Kevin and Jimmy Tobin are following their brother’s footsteps on the Roman Catholic soccer team
They are trying to guide the Cahillites to their first Catholic League title since 2015.
Kevin Tobin is constantly thinking about winning a Catholic League boys’ soccer championship.
From the moment he leaves his Port Richmond home on his morning commute to Roman Catholic to when he laces up his cleats before practice in the afternoon, the thought of capturing a Catholic League title stays on Tobin’s mind.
He has been to the title game for three straight seasons but has yet to leave as a champion.
“I don’t want it to be a fourth time,” the senior goalkeeper said.
Tobin isn’t the only member of his family working for the season to end with the Cahilllites atop the Catholic League. His younger brother, junior center-mid Jimmy Tobin, has been a key contributor in Roman Catholic’s pursuit of a title this year.
The Tobin brothers are following in the footsteps of their older brother, Mark Tobin, who was the goalkeeper when Roman Catholic last won the Catholic League championship, in 2015.
“To see them do good at that level and thrive, it makes me happy to see they’re doing well,” said Mark Tobin, now a senior goalkeeper on the Holy Family University men’s soccer team.
“It’s their time,” he said. “They’ve put in all of the work.”
So far, Kevin and Jimmy Tobin have the Cahillites in position to compete in the postseason. Roman Catholic finished the regular season 14-4 overall and 9-3 against Catholic League opponents. The No. 3-seeded Cahillites are set to play St. Joseph’s Prep, the No. 6 seed, on Friday in the quarterfinals.

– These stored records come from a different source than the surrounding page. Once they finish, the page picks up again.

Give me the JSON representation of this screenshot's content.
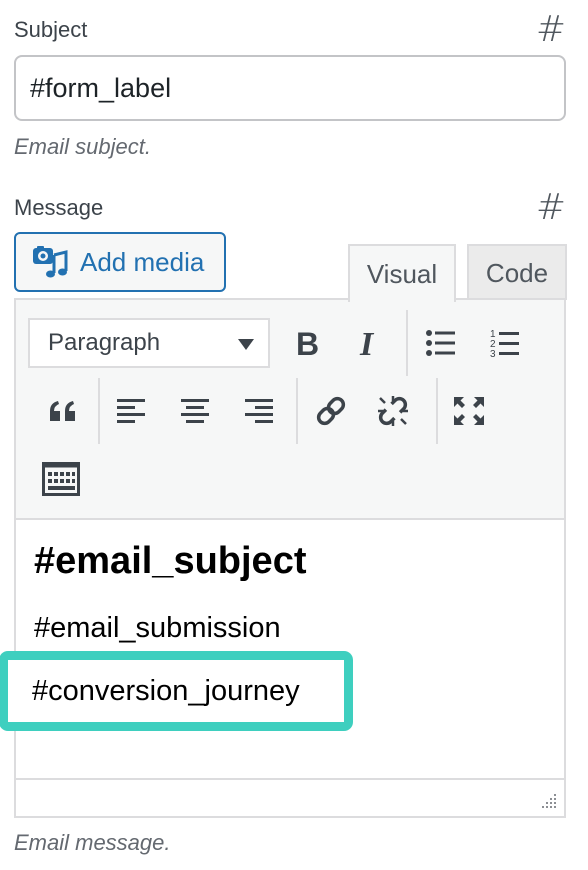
{
  "subject": {
    "label": "Subject",
    "hash_icon": "hash-icon",
    "value": "#form_label",
    "description": "Email subject."
  },
  "message": {
    "label": "Message",
    "hash_icon": "hash-icon",
    "add_media_label": "Add media",
    "tabs": [
      {
        "label": "Visual",
        "active": true
      },
      {
        "label": "Code",
        "active": false
      }
    ],
    "toolbar": {
      "format_value": "Paragraph",
      "buttons": [
        "bold",
        "italic",
        "bulleted-list",
        "numbered-list",
        "blockquote",
        "align-left",
        "align-center",
        "align-right",
        "insert-link",
        "remove-link",
        "fullscreen",
        "toolbar-toggle"
      ]
    },
    "content": {
      "heading": "#email_subject",
      "line1": "#email_submission",
      "line2": "#conversion_journey"
    },
    "description": "Email message."
  },
  "colors": {
    "accent": "#2271b1",
    "highlight": "#3ecfbf"
  }
}
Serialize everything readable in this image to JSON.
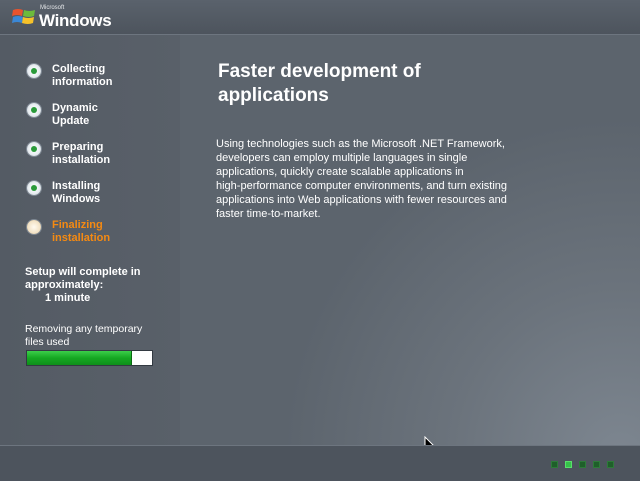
{
  "brand": {
    "microsoft": "Microsoft",
    "windows": "Windows"
  },
  "steps": [
    {
      "label": "Collecting\ninformation",
      "state": "done"
    },
    {
      "label": "Dynamic\nUpdate",
      "state": "done"
    },
    {
      "label": "Preparing\ninstallation",
      "state": "done"
    },
    {
      "label": "Installing\nWindows",
      "state": "done"
    },
    {
      "label": "Finalizing\ninstallation",
      "state": "current"
    }
  ],
  "eta": {
    "line1": "Setup will complete in approximately:",
    "time": "1 minute"
  },
  "status": {
    "text": "Removing any temporary\nfiles used",
    "progress_fraction": 0.84
  },
  "content": {
    "title": "Faster development of\napplications",
    "body": "Using technologies such as the Microsoft .NET Framework,\ndevelopers can employ multiple languages in single\napplications, quickly create scalable applications in\nhigh-performance computer environments, and turn existing\napplications into Web applications with fewer resources and\nfaster time-to-market."
  },
  "activity": {
    "count": 5,
    "active_index": 1
  },
  "colors": {
    "accent_current": "#f58a12",
    "done_dot": "#2a9a3a",
    "progress": "#15a822"
  }
}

Jimmy Tobin, who played goalkeeper during most of his soccer career, made the switch to the field as a sophomore to make the varsity team. He has five goals this season, including the game-winner against St. Joseph’s Prep midway through September.
Kevin Tobin, a four-year starter in net, has 12 shutouts and 33 saves this season. His 45 career shutouts rank first on Roman Catholic’s all-time list, coach Ray Destephanis said.
“He’s the X factor in the league this year,” Destephanis said. “He’s by far the best goalie in the league, and it’s a difference to have him back there if, for some reason, the team slips through or we make a mistake. He’s there to clean it up.”
The younger brothers were influenced by Mark Tobin to take soccer seriously.
In middle school, Mark Tobin started training with George McDermott a few days during the week at the Philadelphia Soccer Club in the Northeast to improve his game. It wasn’t long before Kevin and Jimmy Tobin joined the training sessions.
McDermott, who has helped groom goalkeepers for 30 years, played goalkeeper at Jacksonville University in the 1990s and earned all-Sun Belt Conference honors. He then played in the American Indoor Soccer Association for the Jacksonville Generals and Hershey Impact.
The trio did workouts that helped them improve their hand-eye coordination, quickness, footwork and other skills to develop into the players they are today.
McDermott "was really beneficial,” Mark Tobin said. “When I first started, I was still new to being a goalie. But he definitely helped my game in all aspects.”
Kevin Tobin is in the same position Mark Tobin was in as a senior. He’s coming off a loss in the Catholic League title game to Archbishop Wood with a chance to redeem himself.
Right after Mark Tobin lost the title game as a junior, he told Destephanis that they would be back and win it all the next season. He delivered the following year in a shootout victory over Father Judge.
“All three of us have been through similar situations,” Jimmy Tobin said. “It just really pushes us to win the [Catholic League] this year.”
Kevin and Jimmy Tobin could write the next chapter in their family’s soccer careers at Roman Catholic, and Mark Tobin will try to make sure he’s in attendance.
He attempts to make it to every one of his brothers’ games despite his own hectic schedule. Mark has had the Catholic League championship game circled on his calendar for a long time, and he hopes he’ll be able to celebrate on the field and repeat history with his family.
“There’s nothing more that I could want, to be honest,” he said. “They kind of control their own destiny.”